03 Nisan 2019

Şehir nehrinin sakinlerine

Sevgili Peygamberimiz (sallallahu aleyhi ve sellem) ne güzel buyurmuş: “Kavmine hizmet eden kavminin efendisidir.” İşte bu hadisten mülhem bizim irfanımız da yöneticilik efendilik değil hizmetkârlıktır. Bizim irfanımızda kaybetmenin de, kazanmanın da bir ahlakı vardır. Bundan dolayı biz Müslümanlar herhangi bir şeyi kaybettiğimizde yas tutup isyan etmekten, kazandığımızda da şımarıp azgınlaşmaktan da Allah'a sığınırız.

Yönetici konumunda bulunan insanların taşıdıkları büyük mesuliyeti İstiklal şairimiz Mehmet Akif Ersoy, Hz Ömer radiyallahu anh'ın dilinden ne güzel aktarıyor:

“Kenarı Dicle'de bir kurt kapsa bir koyunu
Adli ilahi gelir de Ömer'den sorar onu.”

Şehrin Emin'i yönettiği şehrin evliyasından da eşkıyasından da sorumludur. Şu halde yapılması gereken şey zafer sarhoşluğu ile çılgınca naralar atmak değil verilen emanetin hakkını vermek için elinden geleni yapmaktır.

Malum “Halka hizmet Hakk'a hizmet” olduğuna göre “Halka eziyet de Hakk'a eziyet” sayılmalıdır. İnsanın kendini kaybetmesi, kentini kaybetmesinden daha acı bir kayıptır. Ömer bin Abdülaziz şehirlerini korumak için surları inşa etmek üzere izin istemeye gelenlere şu veciz tavsiyede bulunmuş: “Şehirler surlarla değil adaletle korunur.”

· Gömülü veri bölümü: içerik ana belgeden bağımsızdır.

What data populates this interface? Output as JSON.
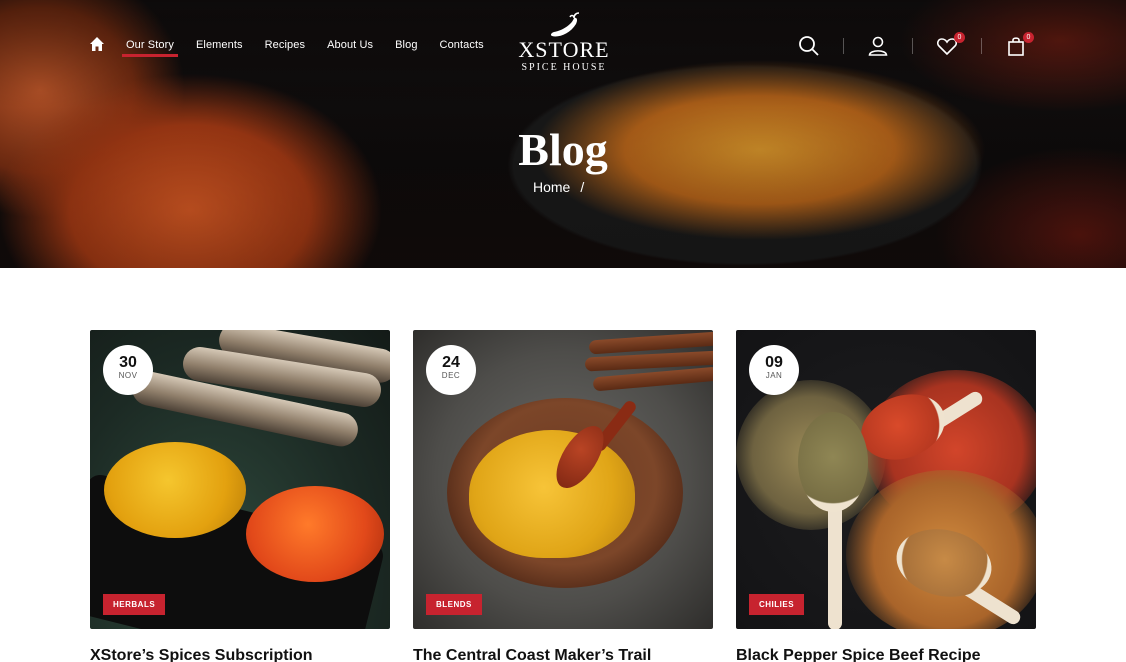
{
  "header": {
    "nav": [
      {
        "label": "Our Story",
        "active": true
      },
      {
        "label": "Elements",
        "active": false
      },
      {
        "label": "Recipes",
        "active": false
      },
      {
        "label": "About Us",
        "active": false
      },
      {
        "label": "Blog",
        "active": false
      },
      {
        "label": "Contacts",
        "active": false
      }
    ],
    "logo": {
      "name": "XSTORE",
      "tagline": "SPICE HOUSE"
    },
    "wishlist_count": "0",
    "cart_count": "0",
    "icons": [
      "home-icon",
      "search-icon",
      "user-icon",
      "heart-icon",
      "shopping-bag-icon"
    ]
  },
  "hero": {
    "title": "Blog",
    "breadcrumb": {
      "home": "Home",
      "separator": "/"
    }
  },
  "posts": [
    {
      "day": "30",
      "month": "NOV",
      "category": "HERBALS",
      "title": "XStore’s Spices Subscription"
    },
    {
      "day": "24",
      "month": "DEC",
      "category": "BLENDS",
      "title": "The Central Coast Maker’s Trail"
    },
    {
      "day": "09",
      "month": "JAN",
      "category": "CHILIES",
      "title": "Black Pepper Spice Beef Recipe"
    }
  ],
  "colors": {
    "accent": "#c7232f",
    "text": "#111111",
    "hero_text": "#ffffff"
  }
}
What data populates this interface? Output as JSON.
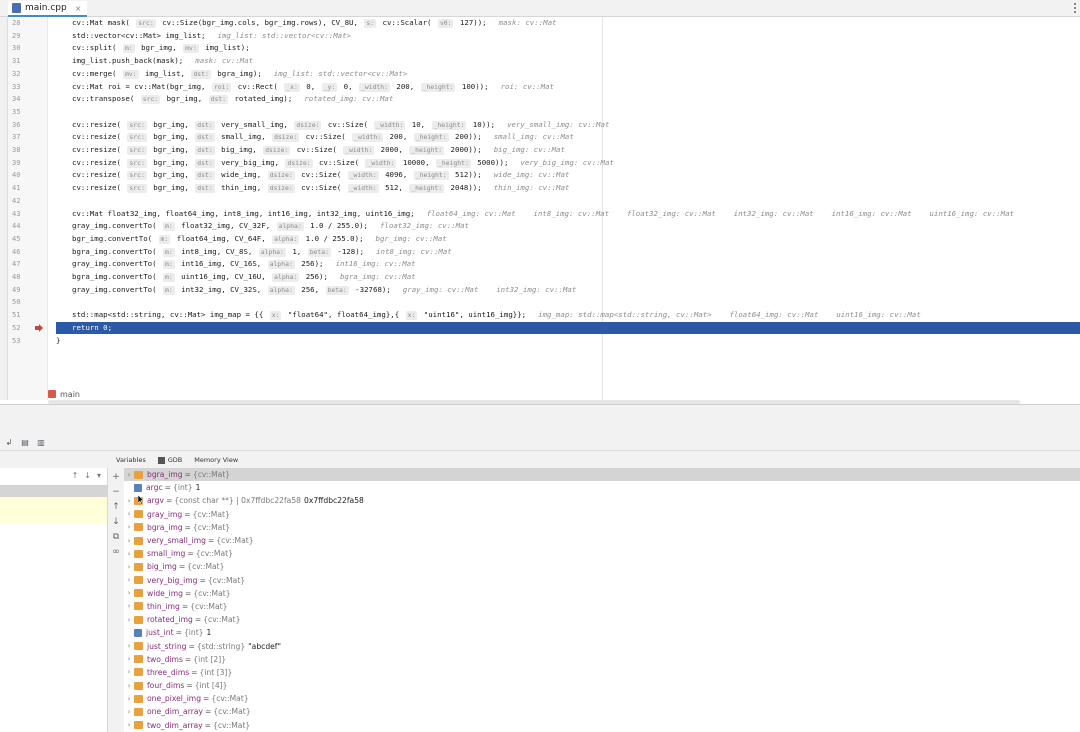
{
  "tab": {
    "file": "main.cpp",
    "close": "×"
  },
  "editor": {
    "lines": [
      {
        "n": "28",
        "parts": [
          [
            "t",
            "cv::Mat mask( "
          ],
          [
            "h",
            "src:"
          ],
          [
            "t",
            " cv::Size(bgr_img.cols, bgr_img.rows), CV_8U, "
          ],
          [
            "h",
            "s:"
          ],
          [
            "t",
            " cv::Scalar( "
          ],
          [
            "h",
            "v0:"
          ],
          [
            "t",
            " 127));"
          ],
          [
            "i",
            "mask: cv::Mat"
          ]
        ]
      },
      {
        "n": "29",
        "parts": [
          [
            "t",
            "std::vector<cv::Mat> img_list;"
          ],
          [
            "i",
            "img_list: std::vector<cv::Mat>"
          ]
        ]
      },
      {
        "n": "30",
        "parts": [
          [
            "t",
            "cv::split( "
          ],
          [
            "h",
            "m:"
          ],
          [
            "t",
            " bgr_img, "
          ],
          [
            "h",
            "mv:"
          ],
          [
            "t",
            " img_list);"
          ]
        ]
      },
      {
        "n": "31",
        "parts": [
          [
            "t",
            "img_list.push_back(mask);"
          ],
          [
            "i",
            "mask: cv::Mat"
          ]
        ]
      },
      {
        "n": "32",
        "parts": [
          [
            "t",
            "cv::merge( "
          ],
          [
            "h",
            "mv:"
          ],
          [
            "t",
            " img_list, "
          ],
          [
            "h",
            "dst:"
          ],
          [
            "t",
            " bgra_img);"
          ],
          [
            "i",
            "img_list: std::vector<cv::Mat>"
          ]
        ]
      },
      {
        "n": "33",
        "parts": [
          [
            "t",
            "cv::Mat roi = cv::Mat(bgr_img, "
          ],
          [
            "h",
            "roi:"
          ],
          [
            "t",
            " cv::Rect( "
          ],
          [
            "h",
            "_x:"
          ],
          [
            "t",
            " 0, "
          ],
          [
            "h",
            "_y:"
          ],
          [
            "t",
            " 0, "
          ],
          [
            "h",
            "_width:"
          ],
          [
            "t",
            " 200, "
          ],
          [
            "h",
            "_height:"
          ],
          [
            "t",
            " 100));"
          ],
          [
            "i",
            "roi: cv::Mat"
          ]
        ]
      },
      {
        "n": "34",
        "parts": [
          [
            "t",
            "cv::transpose( "
          ],
          [
            "h",
            "src:"
          ],
          [
            "t",
            " bgr_img, "
          ],
          [
            "h",
            "dst:"
          ],
          [
            "t",
            " rotated_img);"
          ],
          [
            "i",
            "rotated_img: cv::Mat"
          ]
        ]
      },
      {
        "n": "35",
        "parts": []
      },
      {
        "n": "36",
        "parts": [
          [
            "t",
            "cv::resize( "
          ],
          [
            "h",
            "src:"
          ],
          [
            "t",
            " bgr_img, "
          ],
          [
            "h",
            "dst:"
          ],
          [
            "t",
            " very_small_img, "
          ],
          [
            "h",
            "dsize:"
          ],
          [
            "t",
            " cv::Size( "
          ],
          [
            "h",
            "_width:"
          ],
          [
            "t",
            " 10, "
          ],
          [
            "h",
            "_height:"
          ],
          [
            "t",
            " 10));"
          ],
          [
            "i",
            "very_small_img: cv::Mat"
          ]
        ]
      },
      {
        "n": "37",
        "parts": [
          [
            "t",
            "cv::resize( "
          ],
          [
            "h",
            "src:"
          ],
          [
            "t",
            " bgr_img, "
          ],
          [
            "h",
            "dst:"
          ],
          [
            "t",
            " small_img, "
          ],
          [
            "h",
            "dsize:"
          ],
          [
            "t",
            " cv::Size( "
          ],
          [
            "h",
            "_width:"
          ],
          [
            "t",
            " 200, "
          ],
          [
            "h",
            "_height:"
          ],
          [
            "t",
            " 200));"
          ],
          [
            "i",
            "small_img: cv::Mat"
          ]
        ]
      },
      {
        "n": "38",
        "parts": [
          [
            "t",
            "cv::resize( "
          ],
          [
            "h",
            "src:"
          ],
          [
            "t",
            " bgr_img, "
          ],
          [
            "h",
            "dst:"
          ],
          [
            "t",
            " big_img, "
          ],
          [
            "h",
            "dsize:"
          ],
          [
            "t",
            " cv::Size( "
          ],
          [
            "h",
            "_width:"
          ],
          [
            "t",
            " 2000, "
          ],
          [
            "h",
            "_height:"
          ],
          [
            "t",
            " 2000));"
          ],
          [
            "i",
            "big_img: cv::Mat"
          ]
        ]
      },
      {
        "n": "39",
        "parts": [
          [
            "t",
            "cv::resize( "
          ],
          [
            "h",
            "src:"
          ],
          [
            "t",
            " bgr_img, "
          ],
          [
            "h",
            "dst:"
          ],
          [
            "t",
            " very_big_img, "
          ],
          [
            "h",
            "dsize:"
          ],
          [
            "t",
            " cv::Size( "
          ],
          [
            "h",
            "_width:"
          ],
          [
            "t",
            " 10000, "
          ],
          [
            "h",
            "_height:"
          ],
          [
            "t",
            " 5000));"
          ],
          [
            "i",
            "very_big_img: cv::Mat"
          ]
        ]
      },
      {
        "n": "40",
        "parts": [
          [
            "t",
            "cv::resize( "
          ],
          [
            "h",
            "src:"
          ],
          [
            "t",
            " bgr_img, "
          ],
          [
            "h",
            "dst:"
          ],
          [
            "t",
            " wide_img, "
          ],
          [
            "h",
            "dsize:"
          ],
          [
            "t",
            " cv::Size( "
          ],
          [
            "h",
            "_width:"
          ],
          [
            "t",
            " 4096, "
          ],
          [
            "h",
            "_height:"
          ],
          [
            "t",
            " 512));"
          ],
          [
            "i",
            "wide_img: cv::Mat"
          ]
        ]
      },
      {
        "n": "41",
        "parts": [
          [
            "t",
            "cv::resize( "
          ],
          [
            "h",
            "src:"
          ],
          [
            "t",
            " bgr_img, "
          ],
          [
            "h",
            "dst:"
          ],
          [
            "t",
            " thin_img, "
          ],
          [
            "h",
            "dsize:"
          ],
          [
            "t",
            " cv::Size( "
          ],
          [
            "h",
            "_width:"
          ],
          [
            "t",
            " 512, "
          ],
          [
            "h",
            "_height:"
          ],
          [
            "t",
            " 2048));"
          ],
          [
            "i",
            "thin_img: cv::Mat"
          ]
        ]
      },
      {
        "n": "42",
        "parts": []
      },
      {
        "n": "43",
        "parts": [
          [
            "t",
            "cv::Mat float32_img, float64_img, int8_img, int16_img, int32_img, uint16_img;"
          ],
          [
            "i",
            "float64_img: cv::Mat    int8_img: cv::Mat    float32_img: cv::Mat    int32_img: cv::Mat    int16_img: cv::Mat    uint16_img: cv::Mat"
          ]
        ]
      },
      {
        "n": "44",
        "parts": [
          [
            "t",
            "gray_img.convertTo( "
          ],
          [
            "h",
            "m:"
          ],
          [
            "t",
            " float32_img, CV_32F, "
          ],
          [
            "h",
            "alpha:"
          ],
          [
            "t",
            " 1.0 / 255.0);"
          ],
          [
            "i",
            "float32_img: cv::Mat"
          ]
        ]
      },
      {
        "n": "45",
        "parts": [
          [
            "t",
            "bgr_img.convertTo( "
          ],
          [
            "h",
            "m:"
          ],
          [
            "t",
            " float64_img, CV_64F, "
          ],
          [
            "h",
            "alpha:"
          ],
          [
            "t",
            " 1.0 / 255.0);"
          ],
          [
            "i",
            "bgr_img: cv::Mat"
          ]
        ]
      },
      {
        "n": "46",
        "parts": [
          [
            "t",
            "bgra_img.convertTo( "
          ],
          [
            "h",
            "m:"
          ],
          [
            "t",
            " int8_img, CV_8S, "
          ],
          [
            "h",
            "alpha:"
          ],
          [
            "t",
            " 1, "
          ],
          [
            "h",
            "beta:"
          ],
          [
            "t",
            " -128);"
          ],
          [
            "i",
            "int8_img: cv::Mat"
          ]
        ]
      },
      {
        "n": "47",
        "parts": [
          [
            "t",
            "gray_img.convertTo( "
          ],
          [
            "h",
            "m:"
          ],
          [
            "t",
            " int16_img, CV_16S, "
          ],
          [
            "h",
            "alpha:"
          ],
          [
            "t",
            " 256);"
          ],
          [
            "i",
            "int16_img: cv::Mat"
          ]
        ]
      },
      {
        "n": "48",
        "parts": [
          [
            "t",
            "bgra_img.convertTo( "
          ],
          [
            "h",
            "m:"
          ],
          [
            "t",
            " uint16_img, CV_16U, "
          ],
          [
            "h",
            "alpha:"
          ],
          [
            "t",
            " 256);"
          ],
          [
            "i",
            "bgra_img: cv::Mat"
          ]
        ]
      },
      {
        "n": "49",
        "parts": [
          [
            "t",
            "gray_img.convertTo( "
          ],
          [
            "h",
            "m:"
          ],
          [
            "t",
            " int32_img, CV_32S, "
          ],
          [
            "h",
            "alpha:"
          ],
          [
            "t",
            " 256, "
          ],
          [
            "h",
            "beta:"
          ],
          [
            "t",
            " -32768);"
          ],
          [
            "i",
            "gray_img: cv::Mat    int32_img: cv::Mat"
          ]
        ]
      },
      {
        "n": "50",
        "parts": []
      },
      {
        "n": "51",
        "parts": [
          [
            "t",
            "std::map<std::string, cv::Mat> img_map = {{ "
          ],
          [
            "h",
            "x:"
          ],
          [
            "t",
            " \"float64\", float64_img},{ "
          ],
          [
            "h",
            "x:"
          ],
          [
            "t",
            " \"uint16\", uint16_img}};"
          ],
          [
            "i",
            "img_map: std::map<std::string, cv::Mat>    float64_img: cv::Mat    uint16_img: cv::Mat"
          ]
        ]
      },
      {
        "n": "52",
        "parts": [
          [
            "t",
            "return 0;"
          ]
        ],
        "exec": true
      },
      {
        "n": "53",
        "parts": [
          [
            "t",
            "}"
          ]
        ],
        "brace": true
      }
    ]
  },
  "breadcrumb": {
    "label": "main"
  },
  "debug": {
    "tabs": [
      "Variables",
      "GDB",
      "Memory View"
    ],
    "frame_tools": [
      "↑",
      "↓",
      "▾"
    ],
    "side_buttons": [
      "+",
      "−",
      "↑",
      "↓",
      "⧉",
      "∞"
    ],
    "variables": [
      {
        "expand": true,
        "icon": "struct",
        "name": "bgra_img",
        "type": "{cv::Mat}",
        "value": "",
        "selected": true
      },
      {
        "expand": false,
        "icon": "prim",
        "name": "argc",
        "type": "{int}",
        "value": "1"
      },
      {
        "expand": true,
        "icon": "struct",
        "name": "argv",
        "type": "{const char **} 0x7ffdbc22fa58",
        "value": "0x7ffdbc22fa58"
      },
      {
        "expand": true,
        "icon": "struct",
        "name": "gray_img",
        "type": "{cv::Mat}",
        "value": ""
      },
      {
        "expand": true,
        "icon": "struct",
        "name": "bgra_img",
        "type": "{cv::Mat}",
        "value": ""
      },
      {
        "expand": true,
        "icon": "struct",
        "name": "very_small_img",
        "type": "{cv::Mat}",
        "value": ""
      },
      {
        "expand": true,
        "icon": "struct",
        "name": "small_img",
        "type": "{cv::Mat}",
        "value": ""
      },
      {
        "expand": true,
        "icon": "struct",
        "name": "big_img",
        "type": "{cv::Mat}",
        "value": ""
      },
      {
        "expand": true,
        "icon": "struct",
        "name": "very_big_img",
        "type": "{cv::Mat}",
        "value": ""
      },
      {
        "expand": true,
        "icon": "struct",
        "name": "wide_img",
        "type": "{cv::Mat}",
        "value": ""
      },
      {
        "expand": true,
        "icon": "struct",
        "name": "thin_img",
        "type": "{cv::Mat}",
        "value": ""
      },
      {
        "expand": true,
        "icon": "struct",
        "name": "rotated_img",
        "type": "{cv::Mat}",
        "value": ""
      },
      {
        "expand": false,
        "icon": "prim",
        "name": "just_int",
        "type": "{int}",
        "value": "1"
      },
      {
        "expand": true,
        "icon": "struct",
        "name": "just_string",
        "type": "{std::string}",
        "value": "\"abcdef\""
      },
      {
        "expand": true,
        "icon": "struct",
        "name": "two_dims",
        "type": "{int [2]}",
        "value": ""
      },
      {
        "expand": true,
        "icon": "struct",
        "name": "three_dims",
        "type": "{int [3]}",
        "value": ""
      },
      {
        "expand": true,
        "icon": "struct",
        "name": "four_dims",
        "type": "{int [4]}",
        "value": ""
      },
      {
        "expand": true,
        "icon": "struct",
        "name": "one_pixel_img",
        "type": "{cv::Mat}",
        "value": ""
      },
      {
        "expand": true,
        "icon": "struct",
        "name": "one_dim_array",
        "type": "{cv::Mat}",
        "value": ""
      },
      {
        "expand": true,
        "icon": "struct",
        "name": "two_dim_array",
        "type": "{cv::Mat}",
        "value": ""
      }
    ]
  }
}
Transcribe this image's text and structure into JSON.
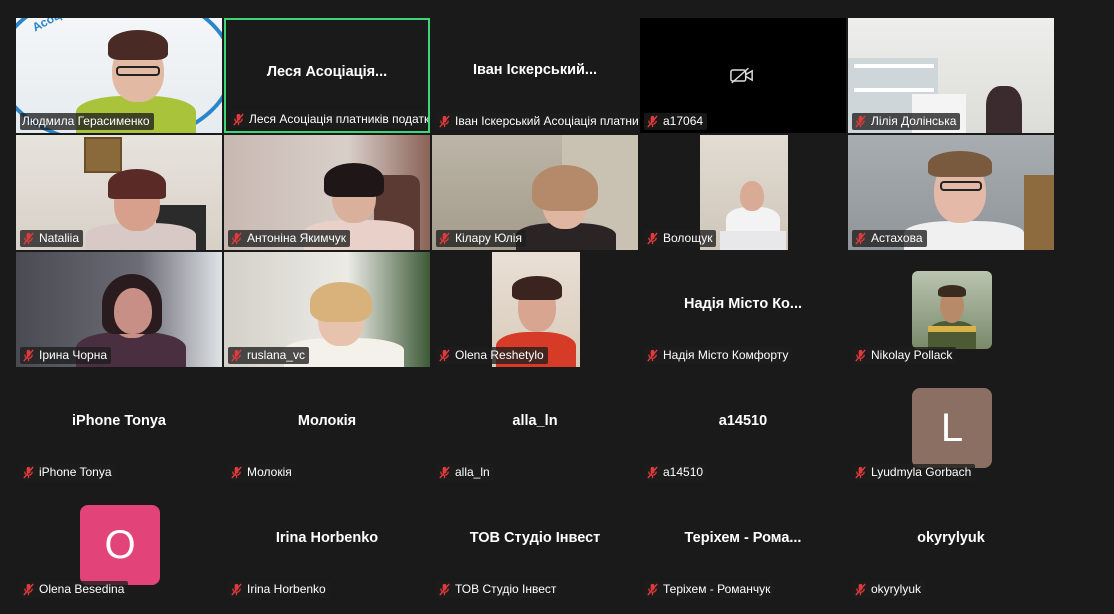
{
  "participants": [
    {
      "label": "Людмила Герасименко",
      "center": "",
      "logo_text": "Асоціація платників"
    },
    {
      "label": "Леся Асоціація платників податків",
      "center": "Леся Асоціація..."
    },
    {
      "label": "Іван Іскерський   Асоціація платників",
      "center": "Іван Іскерський..."
    },
    {
      "label": "a17064",
      "center": ""
    },
    {
      "label": "Лілія Долінська",
      "center": ""
    },
    {
      "label": "Nataliia",
      "center": ""
    },
    {
      "label": "Антоніна Якимчук",
      "center": ""
    },
    {
      "label": "Кілару Юлія",
      "center": ""
    },
    {
      "label": "Волощук",
      "center": ""
    },
    {
      "label": "Астахова",
      "center": ""
    },
    {
      "label": "Ірина Чорна",
      "center": ""
    },
    {
      "label": "ruslana_vc",
      "center": ""
    },
    {
      "label": "Olena Reshetylo",
      "center": ""
    },
    {
      "label": "Надія Місто Комфорту",
      "center": "Надія Місто Ко..."
    },
    {
      "label": "Nikolay Pollack",
      "center": ""
    },
    {
      "label": "iPhone Tonya",
      "center": "iPhone Tonya"
    },
    {
      "label": "Молокія",
      "center": "Молокія"
    },
    {
      "label": "alla_ln",
      "center": "alla_ln"
    },
    {
      "label": "a14510",
      "center": "a14510"
    },
    {
      "label": "Lyudmyla Gorbach",
      "center": "",
      "avatar_letter": "L",
      "avatar_color": "#8a6f62"
    },
    {
      "label": "Olena Besedina",
      "center": "",
      "avatar_letter": "O",
      "avatar_color": "#e2447a"
    },
    {
      "label": "Irina Horbenko",
      "center": "Irina Horbenko"
    },
    {
      "label": "ТОВ Студіо Інвест",
      "center": "ТОВ  Студіо Інвест"
    },
    {
      "label": "Теріхем - Романчук",
      "center": "Теріхем - Рома..."
    },
    {
      "label": "okyrylyuk",
      "center": "okyrylyuk"
    }
  ],
  "icons": {
    "muted_mic": "mic-off-icon",
    "video_off": "video-off-icon"
  },
  "colors": {
    "active_border": "#3dd674",
    "mic_muted": "#e03a3a",
    "background": "#1a1a1a"
  }
}
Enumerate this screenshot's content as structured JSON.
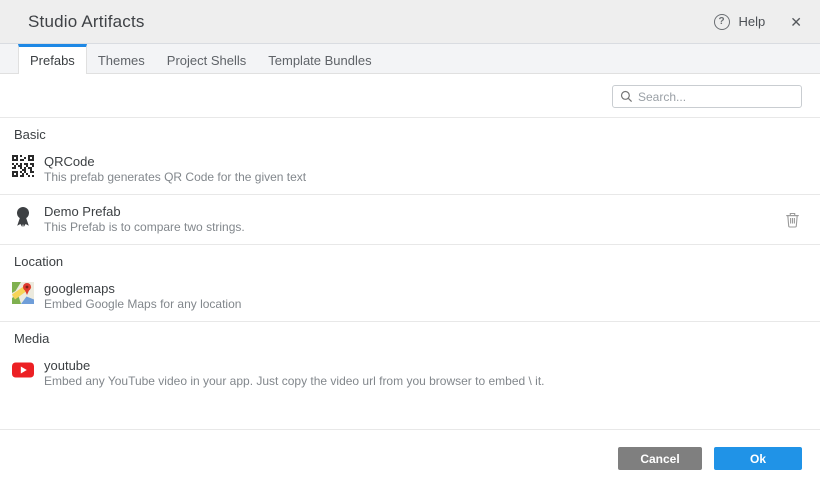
{
  "header": {
    "title": "Studio Artifacts",
    "help_label": "Help"
  },
  "icons": {
    "help_glyph": "?",
    "close_glyph": "✕"
  },
  "tabs": [
    {
      "label": "Prefabs",
      "active": true
    },
    {
      "label": "Themes",
      "active": false
    },
    {
      "label": "Project Shells",
      "active": false
    },
    {
      "label": "Template Bundles",
      "active": false
    }
  ],
  "search": {
    "placeholder": "Search...",
    "value": ""
  },
  "sections": [
    {
      "label": "Basic",
      "items": [
        {
          "icon": "qrcode-icon",
          "title": "QRCode",
          "description": "This prefab generates QR Code for the given text",
          "deletable": false
        },
        {
          "icon": "medal-icon",
          "title": "Demo Prefab",
          "description": "This Prefab is to compare two strings.",
          "deletable": true
        }
      ]
    },
    {
      "label": "Location",
      "items": [
        {
          "icon": "googlemaps-icon",
          "title": "googlemaps",
          "description": "Embed Google Maps for any location",
          "deletable": false
        }
      ]
    },
    {
      "label": "Media",
      "items": [
        {
          "icon": "youtube-icon",
          "title": "youtube",
          "description": "Embed any YouTube video in your app. Just copy the video url from you browser to embed \\ it.",
          "deletable": false
        }
      ]
    }
  ],
  "footer": {
    "cancel_label": "Cancel",
    "ok_label": "Ok"
  },
  "colors": {
    "accent": "#1e88e5",
    "ok_button": "#2093e7",
    "cancel_button": "#7f7f7f"
  }
}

Ey şehri yönetmeye talip olmuş girdiği bu yarışta da galip gelmiş kişi! Bugün yüzüne söylenenlerin yarın arkandan söylenmesini istiyorsan gelecek seçimleri değil gelecek nesilleri düşün. Gerçek fetih rakiplerini mağlup etmek değil bilakis erdemli ve faziletli davranışlarla onların gönüllerini fethetmektir. Şehre giren kimse bir gün çıkar fakat hizmetleri ile hemşerilerinin gönüllerine giren bilge yöneticiler ölseler de milletinin gönüllerinde yaşar.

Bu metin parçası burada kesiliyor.